By Sam Levin . . . Annie Nichol was seven years old on 19 March 1994 when she was brought to the White House to talk to Bill Clinton.
With a stuffed dolphin by her side, the girl spoke to the president about her 12-year-old sister, Polly Klaas, who had been abducted five months earlier from the family’s home in Petaluma, California, while Annie was sleeping nearby. . . .
Today, Annie is tormented by the memory. Polly’s kidnapping and subsequent murder fueled a host of “tough on crime” laws and a powerful victims’ rights movement, which pushed America to have the highest reported incarceration rate in the world.
The meeting at the White House, Annie said, was a reminder of how her family’s story was exploited to expand mass incarceration and racial inequality in America. . . .
Polly’s story led to panic.

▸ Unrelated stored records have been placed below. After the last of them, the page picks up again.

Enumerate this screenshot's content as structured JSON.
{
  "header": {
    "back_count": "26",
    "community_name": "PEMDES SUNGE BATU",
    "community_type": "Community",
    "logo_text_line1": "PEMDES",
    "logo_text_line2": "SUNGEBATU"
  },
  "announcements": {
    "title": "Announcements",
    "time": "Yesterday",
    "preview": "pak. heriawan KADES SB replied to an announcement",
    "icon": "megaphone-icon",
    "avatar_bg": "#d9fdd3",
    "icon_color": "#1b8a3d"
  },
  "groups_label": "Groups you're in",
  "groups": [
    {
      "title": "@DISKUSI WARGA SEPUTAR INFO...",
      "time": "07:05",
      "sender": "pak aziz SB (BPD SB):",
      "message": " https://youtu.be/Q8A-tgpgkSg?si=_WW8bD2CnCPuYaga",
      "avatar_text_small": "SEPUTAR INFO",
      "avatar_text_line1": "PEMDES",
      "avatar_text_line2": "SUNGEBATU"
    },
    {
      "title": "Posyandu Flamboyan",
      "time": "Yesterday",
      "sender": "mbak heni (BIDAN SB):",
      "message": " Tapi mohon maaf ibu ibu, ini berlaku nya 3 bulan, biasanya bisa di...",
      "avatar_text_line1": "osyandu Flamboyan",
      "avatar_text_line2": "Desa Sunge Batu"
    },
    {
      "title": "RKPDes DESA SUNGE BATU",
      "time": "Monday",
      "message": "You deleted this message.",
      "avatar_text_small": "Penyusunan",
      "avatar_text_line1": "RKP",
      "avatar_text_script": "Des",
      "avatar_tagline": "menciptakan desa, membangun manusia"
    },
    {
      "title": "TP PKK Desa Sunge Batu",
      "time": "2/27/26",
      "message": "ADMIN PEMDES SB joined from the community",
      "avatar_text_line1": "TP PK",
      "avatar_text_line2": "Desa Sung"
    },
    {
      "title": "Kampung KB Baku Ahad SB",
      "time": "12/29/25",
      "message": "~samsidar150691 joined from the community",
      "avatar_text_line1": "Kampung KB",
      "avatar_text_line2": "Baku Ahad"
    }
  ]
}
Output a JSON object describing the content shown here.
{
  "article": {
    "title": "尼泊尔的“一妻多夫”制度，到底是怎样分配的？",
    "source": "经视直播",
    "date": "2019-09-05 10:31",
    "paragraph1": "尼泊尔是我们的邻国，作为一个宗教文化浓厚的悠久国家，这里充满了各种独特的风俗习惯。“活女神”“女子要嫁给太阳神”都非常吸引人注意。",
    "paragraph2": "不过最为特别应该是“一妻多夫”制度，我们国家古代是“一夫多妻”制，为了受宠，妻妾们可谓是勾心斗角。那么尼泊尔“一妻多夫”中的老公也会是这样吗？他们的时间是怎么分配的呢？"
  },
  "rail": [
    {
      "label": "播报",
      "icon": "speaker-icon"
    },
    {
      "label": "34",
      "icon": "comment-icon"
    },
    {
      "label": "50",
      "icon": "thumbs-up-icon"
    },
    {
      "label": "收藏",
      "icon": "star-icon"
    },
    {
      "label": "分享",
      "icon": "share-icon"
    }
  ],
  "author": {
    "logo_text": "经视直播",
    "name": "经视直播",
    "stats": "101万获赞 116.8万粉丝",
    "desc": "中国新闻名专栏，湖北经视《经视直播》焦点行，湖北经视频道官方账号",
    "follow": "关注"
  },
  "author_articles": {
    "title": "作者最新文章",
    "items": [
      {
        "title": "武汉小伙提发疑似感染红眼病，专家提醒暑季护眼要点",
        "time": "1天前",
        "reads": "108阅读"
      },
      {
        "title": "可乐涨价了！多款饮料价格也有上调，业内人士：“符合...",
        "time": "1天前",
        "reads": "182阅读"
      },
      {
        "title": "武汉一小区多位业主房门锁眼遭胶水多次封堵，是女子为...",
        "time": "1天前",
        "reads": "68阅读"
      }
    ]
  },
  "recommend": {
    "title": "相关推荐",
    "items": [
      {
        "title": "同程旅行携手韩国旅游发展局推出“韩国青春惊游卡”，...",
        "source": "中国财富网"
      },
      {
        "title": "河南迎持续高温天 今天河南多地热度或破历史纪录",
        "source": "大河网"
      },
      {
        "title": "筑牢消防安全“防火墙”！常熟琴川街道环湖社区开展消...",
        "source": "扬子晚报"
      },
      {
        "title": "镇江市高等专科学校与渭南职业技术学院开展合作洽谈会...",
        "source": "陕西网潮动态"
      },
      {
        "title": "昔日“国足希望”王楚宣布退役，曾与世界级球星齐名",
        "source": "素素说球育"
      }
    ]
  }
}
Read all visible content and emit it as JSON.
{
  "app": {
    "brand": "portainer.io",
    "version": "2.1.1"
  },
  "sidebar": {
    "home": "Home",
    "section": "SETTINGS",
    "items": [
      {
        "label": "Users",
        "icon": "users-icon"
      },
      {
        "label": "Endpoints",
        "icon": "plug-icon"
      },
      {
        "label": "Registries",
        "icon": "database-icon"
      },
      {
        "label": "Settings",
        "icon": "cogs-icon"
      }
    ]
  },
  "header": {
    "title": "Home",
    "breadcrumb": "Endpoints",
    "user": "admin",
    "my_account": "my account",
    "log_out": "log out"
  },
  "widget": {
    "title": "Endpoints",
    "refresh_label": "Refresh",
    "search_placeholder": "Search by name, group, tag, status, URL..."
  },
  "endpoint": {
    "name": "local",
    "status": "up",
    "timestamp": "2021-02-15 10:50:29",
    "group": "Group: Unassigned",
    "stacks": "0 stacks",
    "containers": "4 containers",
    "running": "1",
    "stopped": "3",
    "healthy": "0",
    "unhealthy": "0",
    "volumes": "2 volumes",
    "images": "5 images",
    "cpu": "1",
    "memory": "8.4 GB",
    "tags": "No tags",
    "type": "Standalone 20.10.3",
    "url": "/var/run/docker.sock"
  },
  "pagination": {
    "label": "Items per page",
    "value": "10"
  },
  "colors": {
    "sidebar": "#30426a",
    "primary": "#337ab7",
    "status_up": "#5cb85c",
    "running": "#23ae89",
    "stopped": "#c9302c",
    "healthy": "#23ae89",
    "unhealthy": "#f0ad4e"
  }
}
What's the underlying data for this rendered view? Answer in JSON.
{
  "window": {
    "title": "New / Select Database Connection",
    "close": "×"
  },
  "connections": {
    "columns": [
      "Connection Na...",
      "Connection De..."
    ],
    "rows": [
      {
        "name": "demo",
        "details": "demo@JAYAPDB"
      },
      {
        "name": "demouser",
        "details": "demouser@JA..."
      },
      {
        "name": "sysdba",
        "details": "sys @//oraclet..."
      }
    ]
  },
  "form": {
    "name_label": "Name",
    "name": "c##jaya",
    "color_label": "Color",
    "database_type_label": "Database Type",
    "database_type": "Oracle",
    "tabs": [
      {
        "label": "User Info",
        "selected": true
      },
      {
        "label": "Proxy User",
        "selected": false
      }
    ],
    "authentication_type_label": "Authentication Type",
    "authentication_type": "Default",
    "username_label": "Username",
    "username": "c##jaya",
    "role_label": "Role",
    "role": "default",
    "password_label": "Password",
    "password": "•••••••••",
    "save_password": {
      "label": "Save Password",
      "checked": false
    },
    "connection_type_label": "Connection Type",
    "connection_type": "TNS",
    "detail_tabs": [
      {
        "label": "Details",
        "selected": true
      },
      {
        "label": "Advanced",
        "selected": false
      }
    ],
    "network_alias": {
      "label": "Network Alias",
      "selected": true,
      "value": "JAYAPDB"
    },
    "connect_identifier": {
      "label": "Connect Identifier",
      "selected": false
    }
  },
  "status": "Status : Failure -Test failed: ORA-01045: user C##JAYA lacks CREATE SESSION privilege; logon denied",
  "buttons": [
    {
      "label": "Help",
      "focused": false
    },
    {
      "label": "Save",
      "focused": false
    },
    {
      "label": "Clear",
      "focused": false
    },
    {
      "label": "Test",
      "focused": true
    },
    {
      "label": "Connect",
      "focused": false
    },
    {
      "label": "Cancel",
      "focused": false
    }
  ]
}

American media covered every twist in the investigation of the “slumber party that became a nightmare.” Commentators argued the “age of innocence had been lost” and that “the 12-year-old’s awful fate drove home the disturbing message that youngsters are not safe even in their own bedrooms.”
By 1994, voters in California had approved the Three Strikes and You’re Out law, which, inspired by the extensive criminal record of Polly’s killer, established life sentences for all felonies if the defendant had two prior convictions for serious or violent offenses. . . .
Annie and her older sister Jess are now on a mission to reclaim their family’s legacy and undo the harsh legislation the tragedy that befell them sparked. They say they want a different criminal justice system, one that focuses on preventing violence; accountability, treatment and rehabilitation for people who cause harm; and care and services for survivors.
Their message is urgent, the sisters say, as growing concerns over crime in cities across the US since the pandemic have led to familiar calls for more punitive responses from pundits and some politicians facing midterm elections.
“There’s the trauma of losing Polly and then there’s the trauma of how her death was used to punish other people,” Jess said. “We don’t want our pain to be used to punish anyone else … We’re on the precipice of repeating a really terrible history. And we don’t want people to make the same mistake.”